Kovacevic v Holland Park Holdings Pty Ltd  QDC 279 .
A Brisbane gym operator was recently held liable in contract and negligence after a woman slipped and fractured her ankle during a ‘Body Attack’ class.
The court accepted that the wooden floor had reduced slip resistance when wet and that the claimant slipped on perspiration on the floor. The class instructor had not taken any steps to prevent or reduce perspiration on the floor, such as checking the floor before the exercise class began or encouraging participants to mop up perspiration.
The operator had a duty to take reasonable care to prevent the plaintiff from suffering injury during the class. The judge found it to be reasonably foreseeable that:
- perspiration shed during an exercise class can make this type of floor slippery in spots;
- if a foot lands on a slippery spot under significant lateral force (such as the force involved in the more vigorous Body Attack exercises) the participant could lose footing;and
- loss of footing would make the participant likely to fall, and a fall could produce significant injury.
By failing to take reasonable steps to make sure the floor was dry before starting the more vigorous and forceful exercises, the operator had breached its duty of care to the plaintiff.
Breach of contract and the Trade Practices Act
In defence of the claim, the gym operator raised a contractual argument that the plaintiff had voluntarily assumed the risks of participation. It relied on terms in the gym membership contract to the effect that the plaintiff:
- used the gym at her own risk;
- would not hold the operator responsible for personal injury she suffered; and
- waived any legal claims for any injury, loss or damage she suffered.
The plaintiff counter-argued that those terms were void under section 68 of the Trade Practices Act 1974 (Cth) (the Act) as this term of the contract purported to exclude, restrict or modify the liability of a corporation for breach of terms implied into the contract by the Act.
As the contract was for supply of services to a consumer by a corporation, the Act implied into the contract a warranty that the services would be rendered with due care and skill, and materials supplied in connection with the services would be reasonably fit for the purpose for which they are supplied (the warranty contained at section 74 of the Act).

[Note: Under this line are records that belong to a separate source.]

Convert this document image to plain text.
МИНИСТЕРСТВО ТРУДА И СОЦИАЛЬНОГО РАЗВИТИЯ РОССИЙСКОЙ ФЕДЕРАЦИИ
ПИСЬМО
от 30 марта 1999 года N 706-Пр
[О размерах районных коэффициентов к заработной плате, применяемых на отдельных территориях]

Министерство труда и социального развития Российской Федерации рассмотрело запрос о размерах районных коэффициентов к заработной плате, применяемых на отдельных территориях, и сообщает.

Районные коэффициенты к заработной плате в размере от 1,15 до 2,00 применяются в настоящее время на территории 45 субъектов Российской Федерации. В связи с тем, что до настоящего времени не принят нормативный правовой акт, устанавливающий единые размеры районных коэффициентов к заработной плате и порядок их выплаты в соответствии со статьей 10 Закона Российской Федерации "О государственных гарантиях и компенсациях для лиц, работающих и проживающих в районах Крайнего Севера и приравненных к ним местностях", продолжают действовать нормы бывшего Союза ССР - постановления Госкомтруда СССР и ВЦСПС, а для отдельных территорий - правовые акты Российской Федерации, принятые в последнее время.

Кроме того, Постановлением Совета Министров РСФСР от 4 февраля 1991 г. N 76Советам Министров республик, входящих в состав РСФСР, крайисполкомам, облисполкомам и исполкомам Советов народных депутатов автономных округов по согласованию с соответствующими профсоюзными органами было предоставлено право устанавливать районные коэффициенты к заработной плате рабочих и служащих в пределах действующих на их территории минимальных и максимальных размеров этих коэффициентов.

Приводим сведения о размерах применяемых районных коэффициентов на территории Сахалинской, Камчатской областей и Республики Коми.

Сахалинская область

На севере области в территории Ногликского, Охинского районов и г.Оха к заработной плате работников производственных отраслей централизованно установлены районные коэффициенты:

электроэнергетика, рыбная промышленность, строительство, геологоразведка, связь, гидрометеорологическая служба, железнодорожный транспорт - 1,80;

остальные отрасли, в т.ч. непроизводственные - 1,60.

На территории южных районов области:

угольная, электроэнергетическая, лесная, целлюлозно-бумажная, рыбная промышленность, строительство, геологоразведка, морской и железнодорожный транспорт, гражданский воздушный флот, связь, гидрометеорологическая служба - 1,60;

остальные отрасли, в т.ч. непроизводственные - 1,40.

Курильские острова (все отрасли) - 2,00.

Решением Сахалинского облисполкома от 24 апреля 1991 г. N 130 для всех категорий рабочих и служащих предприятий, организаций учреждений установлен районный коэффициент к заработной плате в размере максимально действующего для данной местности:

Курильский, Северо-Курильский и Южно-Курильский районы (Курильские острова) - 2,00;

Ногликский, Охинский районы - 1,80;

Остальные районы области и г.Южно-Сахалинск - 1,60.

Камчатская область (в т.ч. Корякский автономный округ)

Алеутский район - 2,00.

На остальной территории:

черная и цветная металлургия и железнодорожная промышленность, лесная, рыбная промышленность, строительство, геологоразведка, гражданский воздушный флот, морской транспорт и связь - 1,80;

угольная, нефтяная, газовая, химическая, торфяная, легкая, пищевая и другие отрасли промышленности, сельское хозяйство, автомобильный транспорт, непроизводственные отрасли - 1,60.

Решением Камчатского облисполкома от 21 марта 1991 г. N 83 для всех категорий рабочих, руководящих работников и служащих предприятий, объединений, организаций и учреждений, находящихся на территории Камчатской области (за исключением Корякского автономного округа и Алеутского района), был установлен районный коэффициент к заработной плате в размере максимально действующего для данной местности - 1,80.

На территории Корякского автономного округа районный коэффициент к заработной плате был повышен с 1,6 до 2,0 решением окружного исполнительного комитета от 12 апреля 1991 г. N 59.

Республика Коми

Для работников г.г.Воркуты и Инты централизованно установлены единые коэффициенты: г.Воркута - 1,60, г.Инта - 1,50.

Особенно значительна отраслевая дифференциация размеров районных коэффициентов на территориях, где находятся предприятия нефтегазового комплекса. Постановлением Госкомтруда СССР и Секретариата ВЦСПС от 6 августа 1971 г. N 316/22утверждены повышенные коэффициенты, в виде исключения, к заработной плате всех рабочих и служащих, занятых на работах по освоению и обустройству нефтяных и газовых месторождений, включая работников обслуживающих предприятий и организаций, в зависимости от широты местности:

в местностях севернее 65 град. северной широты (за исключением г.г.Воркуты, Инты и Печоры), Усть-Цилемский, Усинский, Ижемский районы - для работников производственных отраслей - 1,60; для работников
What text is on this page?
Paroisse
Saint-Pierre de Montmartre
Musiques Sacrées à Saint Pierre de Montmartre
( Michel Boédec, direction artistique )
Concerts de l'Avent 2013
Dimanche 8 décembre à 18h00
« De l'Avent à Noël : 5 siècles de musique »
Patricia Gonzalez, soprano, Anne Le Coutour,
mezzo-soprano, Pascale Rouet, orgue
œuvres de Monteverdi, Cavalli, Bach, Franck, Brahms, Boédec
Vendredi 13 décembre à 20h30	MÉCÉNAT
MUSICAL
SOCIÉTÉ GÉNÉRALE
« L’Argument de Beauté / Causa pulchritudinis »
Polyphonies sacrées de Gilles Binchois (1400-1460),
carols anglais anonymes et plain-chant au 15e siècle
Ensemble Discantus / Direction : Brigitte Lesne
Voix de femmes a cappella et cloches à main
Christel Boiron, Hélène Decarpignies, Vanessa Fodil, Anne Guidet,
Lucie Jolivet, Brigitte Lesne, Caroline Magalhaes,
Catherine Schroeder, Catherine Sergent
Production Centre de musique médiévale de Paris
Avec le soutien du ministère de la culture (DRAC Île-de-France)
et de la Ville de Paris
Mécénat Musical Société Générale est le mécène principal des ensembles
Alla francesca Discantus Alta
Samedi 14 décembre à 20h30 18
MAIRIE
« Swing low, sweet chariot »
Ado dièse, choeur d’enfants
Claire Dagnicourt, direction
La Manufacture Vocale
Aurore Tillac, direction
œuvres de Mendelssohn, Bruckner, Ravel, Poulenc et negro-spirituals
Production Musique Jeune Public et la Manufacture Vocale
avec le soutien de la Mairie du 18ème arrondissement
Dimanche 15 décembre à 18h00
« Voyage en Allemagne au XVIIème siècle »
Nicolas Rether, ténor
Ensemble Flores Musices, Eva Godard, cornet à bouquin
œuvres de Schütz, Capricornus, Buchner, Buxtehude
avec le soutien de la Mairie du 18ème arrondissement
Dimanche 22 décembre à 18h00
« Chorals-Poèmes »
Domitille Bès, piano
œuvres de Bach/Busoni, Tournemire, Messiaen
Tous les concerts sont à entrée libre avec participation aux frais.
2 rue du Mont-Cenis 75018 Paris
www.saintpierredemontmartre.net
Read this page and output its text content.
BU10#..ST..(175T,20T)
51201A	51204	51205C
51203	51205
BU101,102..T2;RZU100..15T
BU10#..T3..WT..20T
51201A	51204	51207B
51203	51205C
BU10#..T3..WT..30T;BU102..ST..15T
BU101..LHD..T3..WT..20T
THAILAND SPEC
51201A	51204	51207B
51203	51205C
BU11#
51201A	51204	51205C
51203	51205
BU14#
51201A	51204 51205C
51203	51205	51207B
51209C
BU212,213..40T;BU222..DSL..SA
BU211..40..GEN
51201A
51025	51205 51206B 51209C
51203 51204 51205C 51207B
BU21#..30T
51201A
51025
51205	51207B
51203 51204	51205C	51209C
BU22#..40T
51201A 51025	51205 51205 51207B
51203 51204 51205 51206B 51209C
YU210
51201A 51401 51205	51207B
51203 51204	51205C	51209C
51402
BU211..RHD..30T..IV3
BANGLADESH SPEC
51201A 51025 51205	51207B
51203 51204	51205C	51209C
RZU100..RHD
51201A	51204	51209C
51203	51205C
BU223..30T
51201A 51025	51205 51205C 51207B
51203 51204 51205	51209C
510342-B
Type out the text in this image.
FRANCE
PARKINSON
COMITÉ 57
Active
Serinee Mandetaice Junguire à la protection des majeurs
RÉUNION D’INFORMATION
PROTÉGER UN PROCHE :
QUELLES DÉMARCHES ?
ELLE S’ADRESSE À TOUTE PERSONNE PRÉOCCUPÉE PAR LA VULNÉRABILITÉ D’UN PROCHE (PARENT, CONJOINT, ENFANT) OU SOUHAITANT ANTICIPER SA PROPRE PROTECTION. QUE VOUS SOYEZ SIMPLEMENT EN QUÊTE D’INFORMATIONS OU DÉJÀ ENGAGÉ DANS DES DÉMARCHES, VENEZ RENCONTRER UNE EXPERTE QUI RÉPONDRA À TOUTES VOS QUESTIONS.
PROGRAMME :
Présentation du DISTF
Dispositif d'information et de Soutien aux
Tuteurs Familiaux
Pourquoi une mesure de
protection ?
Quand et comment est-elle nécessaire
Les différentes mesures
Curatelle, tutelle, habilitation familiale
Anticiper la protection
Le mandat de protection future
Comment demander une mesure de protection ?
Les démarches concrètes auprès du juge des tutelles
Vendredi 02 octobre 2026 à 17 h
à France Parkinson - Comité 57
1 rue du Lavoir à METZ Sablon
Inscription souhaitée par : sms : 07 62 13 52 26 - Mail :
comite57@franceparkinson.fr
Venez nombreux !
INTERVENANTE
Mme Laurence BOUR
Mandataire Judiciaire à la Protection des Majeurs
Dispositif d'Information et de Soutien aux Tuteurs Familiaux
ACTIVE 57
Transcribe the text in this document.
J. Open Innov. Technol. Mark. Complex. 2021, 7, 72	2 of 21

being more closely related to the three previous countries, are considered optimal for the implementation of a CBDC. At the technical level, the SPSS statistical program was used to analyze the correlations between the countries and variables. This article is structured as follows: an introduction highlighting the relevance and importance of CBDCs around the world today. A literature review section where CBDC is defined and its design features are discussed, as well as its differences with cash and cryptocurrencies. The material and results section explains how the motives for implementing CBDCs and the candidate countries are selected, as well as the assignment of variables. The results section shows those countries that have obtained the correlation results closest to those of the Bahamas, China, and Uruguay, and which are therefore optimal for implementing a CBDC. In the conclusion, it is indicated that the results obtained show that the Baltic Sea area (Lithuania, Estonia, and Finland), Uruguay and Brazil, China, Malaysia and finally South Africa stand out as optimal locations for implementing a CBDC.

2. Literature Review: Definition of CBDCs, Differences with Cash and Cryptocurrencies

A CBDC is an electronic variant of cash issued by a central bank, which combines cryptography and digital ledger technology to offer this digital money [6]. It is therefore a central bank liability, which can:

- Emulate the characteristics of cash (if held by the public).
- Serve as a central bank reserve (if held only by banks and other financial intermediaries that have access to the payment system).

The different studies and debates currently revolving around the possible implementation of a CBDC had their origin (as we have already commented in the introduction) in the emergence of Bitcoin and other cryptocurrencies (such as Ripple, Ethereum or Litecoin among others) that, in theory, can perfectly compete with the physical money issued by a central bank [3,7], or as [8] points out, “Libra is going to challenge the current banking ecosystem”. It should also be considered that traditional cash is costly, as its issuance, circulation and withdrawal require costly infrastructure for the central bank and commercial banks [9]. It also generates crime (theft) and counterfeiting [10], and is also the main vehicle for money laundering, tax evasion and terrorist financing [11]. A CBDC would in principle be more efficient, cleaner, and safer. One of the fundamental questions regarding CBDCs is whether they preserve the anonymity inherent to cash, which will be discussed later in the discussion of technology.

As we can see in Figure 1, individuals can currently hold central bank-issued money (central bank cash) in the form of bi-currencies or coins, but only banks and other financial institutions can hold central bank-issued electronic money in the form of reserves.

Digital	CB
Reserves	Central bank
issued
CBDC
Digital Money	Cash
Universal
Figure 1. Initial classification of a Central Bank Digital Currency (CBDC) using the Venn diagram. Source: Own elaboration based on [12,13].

In response, the defendants relied on section 68B of the Act, which allows contracts for the supply of certain recreational services to exclude, restrict or modify the warranty at section 74 as it applies to liability for personal injury or death.
The judge found that the plaintiff’s contract was not a contract for “recreational services” and therefore the section 74 warranty applied without exclusion, restriction or modification.
His Honour did not characterise participation in the exercise class as being a sporting activity, or an activity for recreation, enjoyment or leisure. He held that the operator had breached the implied contractual warranty and was therefore liable to the plaintiff in contract, as well as in negligence.